Portal Brasileiro de Cinema  Notas para Leila Diniz

Notas para Leila Diniz

Lygia Pape

Eu tinha entre seis e sete anos e cheguei em casa com um troféu nas mãos. Era um catecismo e assim como chegou voou para o lixo pela mão rápida de meu pai. Fiquei perplexa. Mas adorei. Naquele momento eu estava anarquista. Pronta para conhecer Leila Diniz em um futuro remoto.

Leila Diniz começou professorinha e corrigia cadernos adoráveis e fingindo seriedades. Procurava um lugar no mundo. De forma ingênua, mas com convicção. Séculos atrás em uma ilha japonesa, uma mulher Murasaki Shikibu procurava também seu lugar no mundo; escreveu Genji Monogatari (A história de Genji). Obra rara e audaciosa de uma dama da corte. Ano 1000 antes de nossa era. E dizem também que há vestígios de que Homero teria sido uma mulher. Delicioso.

Nem Leila nem eu fomos feministas. Leila era inquieta e inquietante. Movia-se em direções variadas em busca de sua afirmação. Ela já era atriz e um assistente meu foi fazer uns figurinos para ela. Voltou em estado de choque. "Como posso entrar dentro desta blusinha com os peitos deste tamanho?" e jogou-os para fora da roupa diante do rapazinho perplexo. Uma atriz atrevida demais para ele.

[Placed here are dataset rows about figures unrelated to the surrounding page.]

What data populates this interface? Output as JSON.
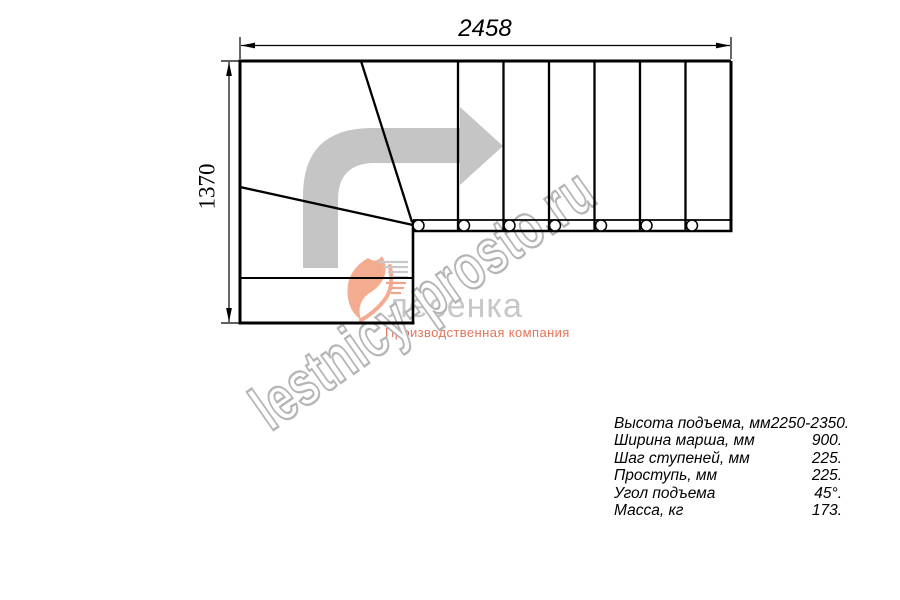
{
  "drawing": {
    "dim_width_label": "2458",
    "dim_height_label": "1370",
    "type": "staircase-plan-view",
    "straight_treads": 6,
    "winder_treads": 3,
    "stringer_bolt_circles": 7
  },
  "icons": {
    "direction_arrow": "l-shaped-arrow-turn-right",
    "logo_swoosh": "heart-swoosh-with-speed-lines"
  },
  "watermark": {
    "text": "lestnicy-prosto.ru"
  },
  "logo": {
    "name": "лесенка",
    "tagline": "Производственная компания"
  },
  "specs": {
    "rows": [
      {
        "label": "Высота подъема, мм",
        "value": "2250-2350."
      },
      {
        "label": "Ширина марша, мм",
        "value": "900."
      },
      {
        "label": "Шаг ступеней, мм",
        "value": "225."
      },
      {
        "label": "Проступь, мм",
        "value": "225."
      },
      {
        "label": "Угол подъема",
        "value": "45°."
      },
      {
        "label": "Масса, кг",
        "value": "173."
      }
    ]
  },
  "colors": {
    "line": "#000000",
    "arrow_gray": "#c5c5c5",
    "watermark_gray": "#b5b5b5",
    "logo_gray": "#c7c7c7",
    "logo_salmon": "#ef8e6d",
    "tagline_salmon": "#e4745a",
    "background": "#ffffff"
  }
}
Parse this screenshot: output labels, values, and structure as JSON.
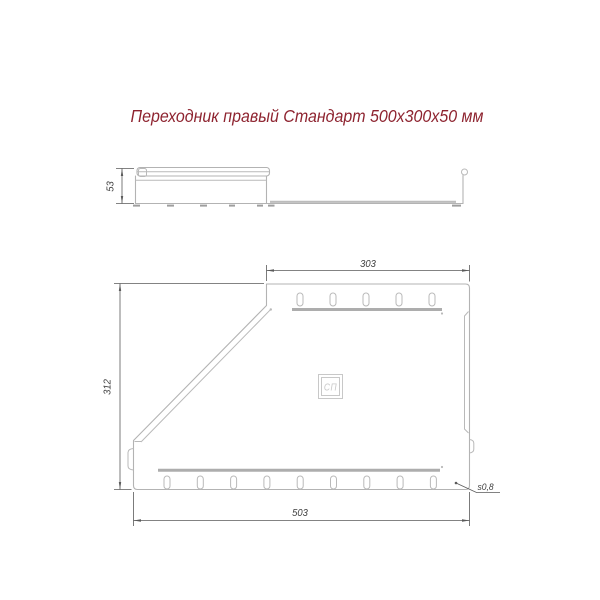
{
  "title": "Переходник правый Стандарт 500х300х50 мм",
  "colors": {
    "title_text": "#8e2430",
    "part_outline": "#b3b3b3",
    "rib": "#adadad",
    "dimension": "#5a5a5a",
    "logo": "#c8c8c8",
    "background": "#ffffff"
  },
  "side_view": {
    "height_dim": "53"
  },
  "top_view": {
    "top_width_dim": "303",
    "height_dim": "312",
    "bottom_width_dim": "503",
    "thickness_dim": "s0,8",
    "logo_text": "СП",
    "slots": {
      "top_count": 5,
      "bottom_count": 9
    }
  }
}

Susan Sontag fala em um texto sobre a busca da mulher por auto­transformação. Leila, sem conhecer os personagens do mundo, transforma-se a cada momento. Cresce sem parar. Viver, o dinheiro, os filmes, a patota, tudo cresce, revela-se nela como aprendizado. Joyce e Nora, sua mulher, um pouco rústica, trocavam cartas entre si em que ela dizia dos peidos que soltava enquanto fornicavam. Puro amor. Imaginei Leila morando dentro de uma burka azul plissado. Teria ela aceitado tal tragédia? E os talibãs, o que fariam com essa mulher guerreira? Ela teria feito a sua transformação.

 

Fome de amor, de Nelson Pereira dos Santos, é seu melhor filme. Ela começa com as patotas como apoio afetivo. Mas sua inteligência aguçada a levaria sem dúvida a outras direções. Quando percebe seu crescimento do meio do filme para o final, é ela que cresce e chegaria à direção cinematográfica. Perceber sua atuação e as diferenças de atuar indicam uma leitura nova em seu trabalho.

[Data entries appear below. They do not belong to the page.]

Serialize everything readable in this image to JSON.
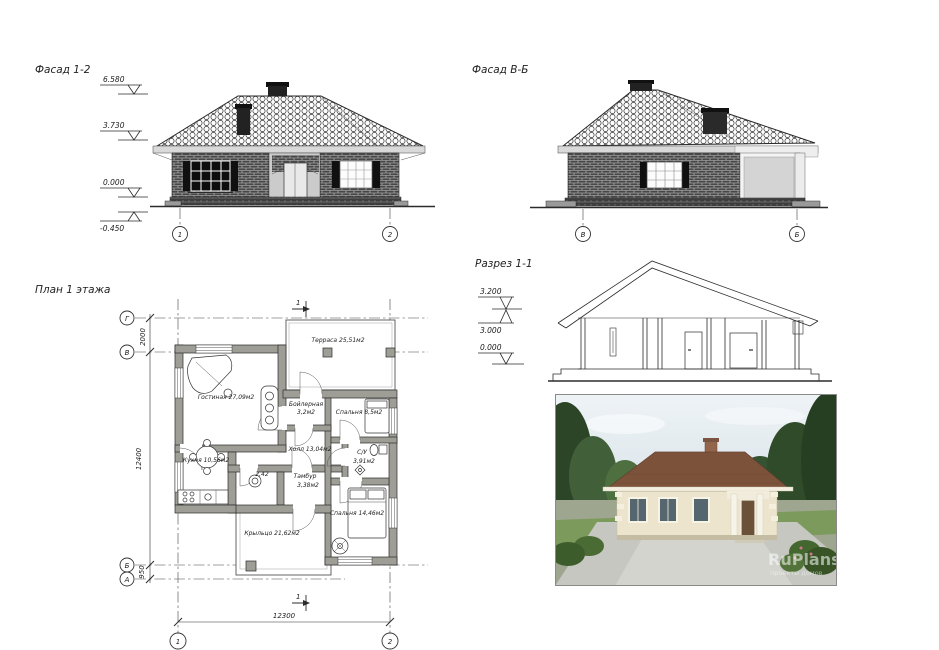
{
  "facade12": {
    "title": "Фасад 1-2",
    "lv1": "6.580",
    "lv2": "3.730",
    "lv3": "0.000",
    "lv4": "-0.450",
    "ax1": "1",
    "ax2": "2"
  },
  "facadeVB": {
    "title": "Фасад В-Б",
    "ax1": "В",
    "ax2": "Б"
  },
  "section": {
    "title": "Разрез 1-1",
    "lv1": "3.200",
    "lv2": "3.000",
    "lv3": "0.000"
  },
  "plan": {
    "title": "План 1 этажа",
    "axG": "Г",
    "axV": "В",
    "axB": "Б",
    "axA": "А",
    "ax1": "1",
    "ax2": "2",
    "dim_gv": "2000",
    "dim_left": "12400",
    "dim_ba": "950",
    "dim_bottom": "12300",
    "section_mark_top": "1",
    "section_mark_bottom": "1",
    "rooms": {
      "living": "Гостиная 27,09м2",
      "terrace": "Терраса 25,51м2",
      "boiler1": "Бойлерная",
      "boiler2": "3,2м2",
      "bedroom1": "Спальня 8,5м2",
      "hall": "Холл 13,04м2",
      "kitchen": "Кухня 10,56м2",
      "wc1": "2,42",
      "wc2a": "С/У",
      "wc2b": "3,91м2",
      "tambour1": "Тамбур",
      "tambour2": "3,38м2",
      "porch": "Крыльцо 21,62м2",
      "bedroom2": "Спальня 14,46м2"
    }
  },
  "render": {
    "watermark": "RuPlans",
    "watermark_sub": "проекты домов"
  }
}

Devo citar o gênio do cinema: Leni Riefenstahl. Mulher em um clima pobre de invenções, o olho que olha o espaço é o mais inventivo. Puro delírio, da forma. Todos os fotógrafos de esporte são reféns dessa mulher.

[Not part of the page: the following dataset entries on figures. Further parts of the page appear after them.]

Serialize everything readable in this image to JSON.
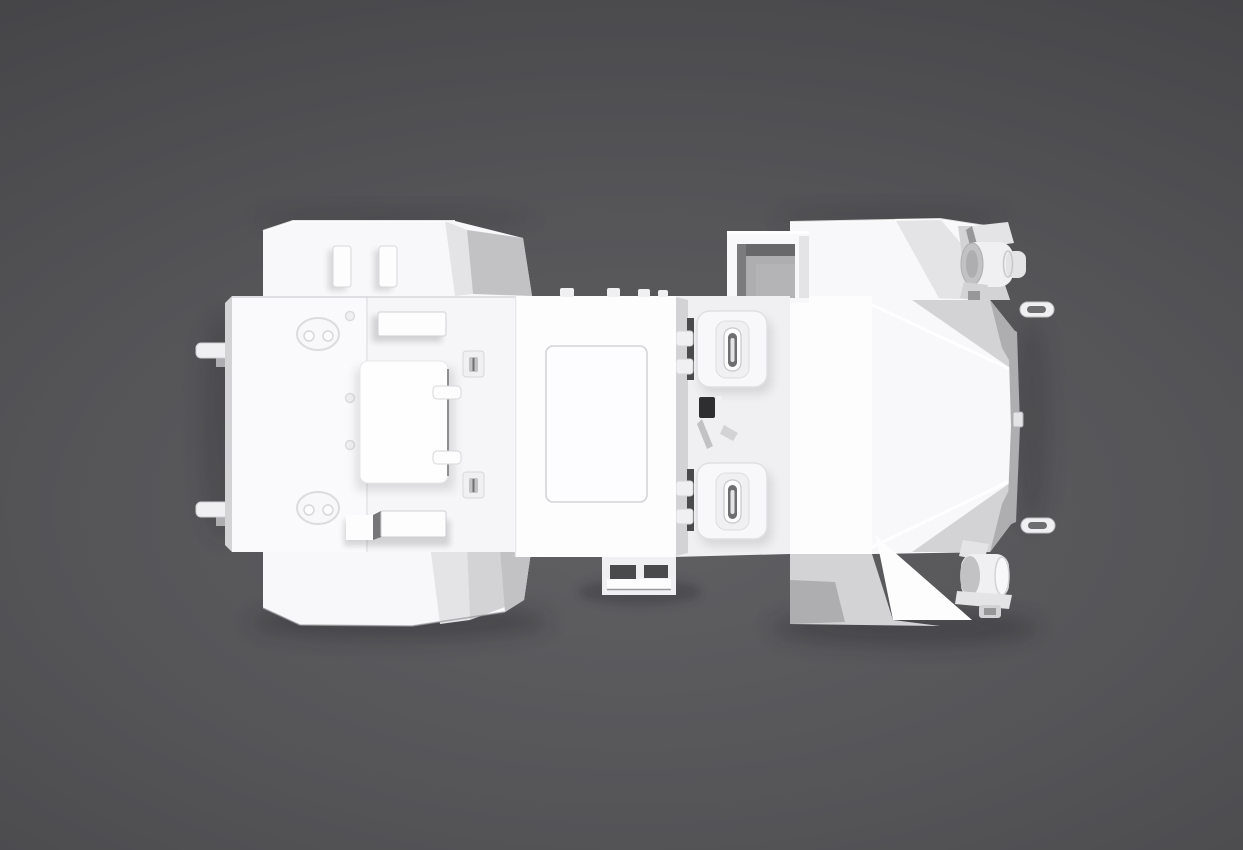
{
  "scene": {
    "type": "3d-render",
    "view": "top-down orthographic",
    "subject": "white armored scout vehicle model on dark gray studio backdrop"
  },
  "palette": {
    "bg_center": "#606063",
    "bg_mid1": "#555558",
    "bg_mid2": "#49494c",
    "bg_edge": "#3b3b3e",
    "c_bright": "#fdfdfe",
    "c_white": "#f8f8fa",
    "c_soft": "#f0f0f2",
    "c_light": "#e4e4e7",
    "c_mid": "#d3d3d6",
    "c_gray": "#c2c2c5",
    "c_dark": "#aeaeb1",
    "c_edge": "#97979a",
    "c_recess": "#6e6e71",
    "c_deep": "#4a4a4d",
    "c_black": "#2e2e30",
    "c_shadow": "#1f1f21"
  },
  "parts": [
    "top-left-fender",
    "fender-light-left",
    "fender-light-right",
    "bottom-left-fender",
    "front-plate",
    "plate-side-edge",
    "lifting-eye-upper",
    "lifting-eye-lower",
    "plate-bolts",
    "stowage-box-top",
    "windshield-hatch",
    "windshield-hinges",
    "latch-block-upper",
    "latch-block-lower",
    "stowage-box-bottom",
    "stowage-cube",
    "tow-hook-upper",
    "tow-hook-lower",
    "cabin-roof",
    "roof-access-panel",
    "roof-edge-tabs",
    "rear-step",
    "crew-deck",
    "crew-hatch-front",
    "crew-hatch-rear",
    "hatch-hinges",
    "hatch-handle-slots",
    "periscope",
    "engine-vent-opening",
    "rear-deck",
    "rear-top-fender",
    "rear-bottom-hull",
    "tail-upper-facet",
    "tail-lower-facet",
    "tail-rear-panel",
    "rear-panel-knob",
    "rear-handle-upper",
    "rear-handle-lower",
    "light-drum-upper",
    "light-drum-lower"
  ]
}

Lembro de Leila e sua vitalidade, seu crescimento, sua aventura no mundo. Ela teria se apropriado da direção de filmes em pouco tempo. Devoradora, ávida e doce. Teria chegado lá.

Sua gravidez foi pública e sua barriga redonda desfilava pelas praias. Ousada e bela. A mãe de Buda ficou grávida e foi pendurada em uma arvora até a criança aparecer. Essa submissão era desconhecida de Leila (em qualquer grau de loucura).

Como João Cabral de Mello Neto, o poeta que falou fundo em sua Uma faca só lâmina. Modestamente, Leila queria atingir algo fora do tempo. Intuitivamente. No limite dela mesma.

Um dia dissemos adeus a Leila Diniz. Deixou uma doce e talentosa lembrança – Janaina.